Hands-on: Audio-Technica's ATH-AD1000X 'audiophile' open-back headphones
We're testing a variety of Mac- and iPhone-compatible open-back headphones, among them Audio-Technica's now more affordable ATH-AD1000X.
The AD1000X isn't new — in fact it dates back to 2012. At the time however it cost $599.95, putting it out of range for all but the professionals and diehard audiophiles it was aimed at. The product is still on sale in 2019, but now costs just $284.82 on Amazon, which makes it a realistic option versus other high-end headphones like the Beats Studio3 Wireless.
As a quick reminder, most headphones are closed-back. That means that their drivers and so forth are shielded, which can improve qualities like noise isolation at the expense of creating a narrower soundstage. Open-back headphones tend to have a "purer" sound with a wider stage, if at the cost of bass.
The first thing I noticed wasn't the sound, but Audio-Technica's design. The headphones are incredibly light, weighing a little over 9 ounces (265 grams). This stems not just from being open-back, but having a magnesium alloy frame — including the cup meshes — as well as a minimalist headrest system, in which two "wings" automatically adjust to your head.

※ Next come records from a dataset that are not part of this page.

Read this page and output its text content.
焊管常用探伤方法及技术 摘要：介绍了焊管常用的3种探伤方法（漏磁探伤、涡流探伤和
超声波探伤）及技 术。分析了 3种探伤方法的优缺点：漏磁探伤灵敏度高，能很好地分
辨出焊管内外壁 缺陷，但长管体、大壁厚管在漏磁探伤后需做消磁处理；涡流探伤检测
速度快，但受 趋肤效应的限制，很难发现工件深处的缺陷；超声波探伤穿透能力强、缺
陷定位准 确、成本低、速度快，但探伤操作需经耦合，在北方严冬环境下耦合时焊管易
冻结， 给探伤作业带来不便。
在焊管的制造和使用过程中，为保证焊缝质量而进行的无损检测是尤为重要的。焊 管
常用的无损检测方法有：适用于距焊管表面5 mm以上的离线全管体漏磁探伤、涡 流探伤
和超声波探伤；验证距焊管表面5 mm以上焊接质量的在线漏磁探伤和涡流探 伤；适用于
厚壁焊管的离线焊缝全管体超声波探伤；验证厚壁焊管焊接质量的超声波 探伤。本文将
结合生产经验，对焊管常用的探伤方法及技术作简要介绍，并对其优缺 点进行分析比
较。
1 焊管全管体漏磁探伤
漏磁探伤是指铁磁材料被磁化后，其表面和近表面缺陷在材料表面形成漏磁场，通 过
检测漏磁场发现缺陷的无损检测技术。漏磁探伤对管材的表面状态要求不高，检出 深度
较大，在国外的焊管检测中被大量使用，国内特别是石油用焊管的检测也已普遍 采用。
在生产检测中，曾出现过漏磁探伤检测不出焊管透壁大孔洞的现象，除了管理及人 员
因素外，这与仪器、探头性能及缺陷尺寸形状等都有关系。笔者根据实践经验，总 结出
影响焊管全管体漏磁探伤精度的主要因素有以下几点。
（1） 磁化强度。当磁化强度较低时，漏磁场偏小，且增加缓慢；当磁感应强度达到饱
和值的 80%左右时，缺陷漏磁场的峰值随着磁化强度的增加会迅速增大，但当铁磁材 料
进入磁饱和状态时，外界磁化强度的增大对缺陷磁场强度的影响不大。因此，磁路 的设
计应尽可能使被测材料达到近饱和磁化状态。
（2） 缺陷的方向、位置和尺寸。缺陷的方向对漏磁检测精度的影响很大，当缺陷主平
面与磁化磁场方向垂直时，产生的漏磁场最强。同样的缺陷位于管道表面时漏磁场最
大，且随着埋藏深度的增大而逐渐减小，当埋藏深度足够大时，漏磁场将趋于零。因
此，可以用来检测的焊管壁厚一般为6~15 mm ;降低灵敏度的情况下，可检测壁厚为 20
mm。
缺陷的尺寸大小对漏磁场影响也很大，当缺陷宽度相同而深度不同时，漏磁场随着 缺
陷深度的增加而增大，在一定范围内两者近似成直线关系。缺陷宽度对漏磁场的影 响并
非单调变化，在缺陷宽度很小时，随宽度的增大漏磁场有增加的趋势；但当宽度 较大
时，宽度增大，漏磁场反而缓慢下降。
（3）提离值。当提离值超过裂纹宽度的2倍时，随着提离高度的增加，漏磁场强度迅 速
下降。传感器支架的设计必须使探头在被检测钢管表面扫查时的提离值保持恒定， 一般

I did have to position them just right to feel secure, but after that I could almost forget I was wearing them. That's aided by the use of suede ear pads.

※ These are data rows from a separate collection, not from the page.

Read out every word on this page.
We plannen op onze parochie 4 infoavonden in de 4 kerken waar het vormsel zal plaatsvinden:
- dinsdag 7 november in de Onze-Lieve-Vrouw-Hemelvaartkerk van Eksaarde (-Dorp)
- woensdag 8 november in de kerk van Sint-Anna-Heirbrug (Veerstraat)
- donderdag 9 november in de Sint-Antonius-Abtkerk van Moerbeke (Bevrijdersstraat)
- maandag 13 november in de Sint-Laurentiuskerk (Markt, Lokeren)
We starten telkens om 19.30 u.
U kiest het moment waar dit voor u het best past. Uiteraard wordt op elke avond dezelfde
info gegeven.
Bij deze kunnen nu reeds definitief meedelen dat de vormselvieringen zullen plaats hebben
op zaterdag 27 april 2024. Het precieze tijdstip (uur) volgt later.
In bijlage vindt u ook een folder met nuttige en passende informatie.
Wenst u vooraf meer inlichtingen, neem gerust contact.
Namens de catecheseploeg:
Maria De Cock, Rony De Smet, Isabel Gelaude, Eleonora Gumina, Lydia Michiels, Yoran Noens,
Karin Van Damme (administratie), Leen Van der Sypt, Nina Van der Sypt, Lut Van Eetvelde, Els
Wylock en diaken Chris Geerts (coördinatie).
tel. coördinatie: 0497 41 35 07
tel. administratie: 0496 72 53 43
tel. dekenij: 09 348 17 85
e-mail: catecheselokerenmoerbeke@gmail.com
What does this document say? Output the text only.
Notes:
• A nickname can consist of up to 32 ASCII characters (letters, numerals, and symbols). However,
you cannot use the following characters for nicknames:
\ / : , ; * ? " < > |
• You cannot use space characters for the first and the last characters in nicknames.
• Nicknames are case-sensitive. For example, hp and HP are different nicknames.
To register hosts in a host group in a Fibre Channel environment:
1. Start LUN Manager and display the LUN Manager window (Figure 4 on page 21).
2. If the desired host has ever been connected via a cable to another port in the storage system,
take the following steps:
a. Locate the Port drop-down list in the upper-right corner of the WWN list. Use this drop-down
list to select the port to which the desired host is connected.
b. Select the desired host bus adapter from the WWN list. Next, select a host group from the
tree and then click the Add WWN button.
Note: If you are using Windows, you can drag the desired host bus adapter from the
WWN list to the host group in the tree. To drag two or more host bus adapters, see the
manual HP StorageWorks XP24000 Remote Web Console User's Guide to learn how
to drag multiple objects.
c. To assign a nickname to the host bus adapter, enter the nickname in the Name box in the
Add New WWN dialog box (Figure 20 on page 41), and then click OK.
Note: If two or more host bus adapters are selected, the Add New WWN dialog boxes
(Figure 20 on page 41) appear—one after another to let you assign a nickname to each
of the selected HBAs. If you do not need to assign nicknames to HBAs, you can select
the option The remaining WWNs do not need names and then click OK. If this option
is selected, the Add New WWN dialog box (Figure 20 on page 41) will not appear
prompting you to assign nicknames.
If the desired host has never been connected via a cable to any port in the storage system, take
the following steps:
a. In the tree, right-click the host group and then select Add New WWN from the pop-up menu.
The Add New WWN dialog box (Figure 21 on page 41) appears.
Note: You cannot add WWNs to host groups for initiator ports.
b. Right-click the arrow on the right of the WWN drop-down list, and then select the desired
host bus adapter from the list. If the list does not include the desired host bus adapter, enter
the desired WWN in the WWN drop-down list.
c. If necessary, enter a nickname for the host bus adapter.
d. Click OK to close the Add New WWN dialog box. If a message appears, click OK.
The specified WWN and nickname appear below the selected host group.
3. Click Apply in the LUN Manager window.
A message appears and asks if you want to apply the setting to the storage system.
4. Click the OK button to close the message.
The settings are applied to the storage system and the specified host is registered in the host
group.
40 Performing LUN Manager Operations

Audio is pumped through 53-millimeter drivers and custom voice coils. The result is incredible frequency response between 5 hertz and 40 kilohertz, easily more than a human can discern.
Everything was incredibly clear, whether video, game audio, or music ranging from ambient and classical to metal and power electronics. Bass is less punchy than some closed-back headphones, but still tangible.
The open-back design does indeed create a wider soundstage, and the headphones have excellent stereo separation to boot. I can easily recommend these to gamers, editors, and others who demand immersion.
There are only three potential problems with the AD1000X, all of which depend on the buyer. The first is audio bleed — open-back headphones leak sound by default, so you're bound to call attention to yourself unless you're alone or in a busy environment.
By the same token they let outside noise in, such that I was able to have a conversation if music was low-key.
Lastly, the headphones' age shows in the use of a fixed 3.5-millimeter cable connection instead of Bluetooth. It's a thick, durable cable, but it measures nearly 10 feet and its metal connector won't work with some iPhone cases, so you're clearly meant to listen at home or in a studio. The package even ships with a quarter-inch adapter for musicians and other pros.
Accordingly, for Apple owners, I'd probably only suggest the AD1000X if you're pairing it with a Mac or iPad. It's certainly usable with an iPhone if you have an adapter, but practically speaking there are better choices.
Within these constraints the AD1000X gets a thumbs up — just remember to buy through third-party retailers if you want what it's worth in 2019.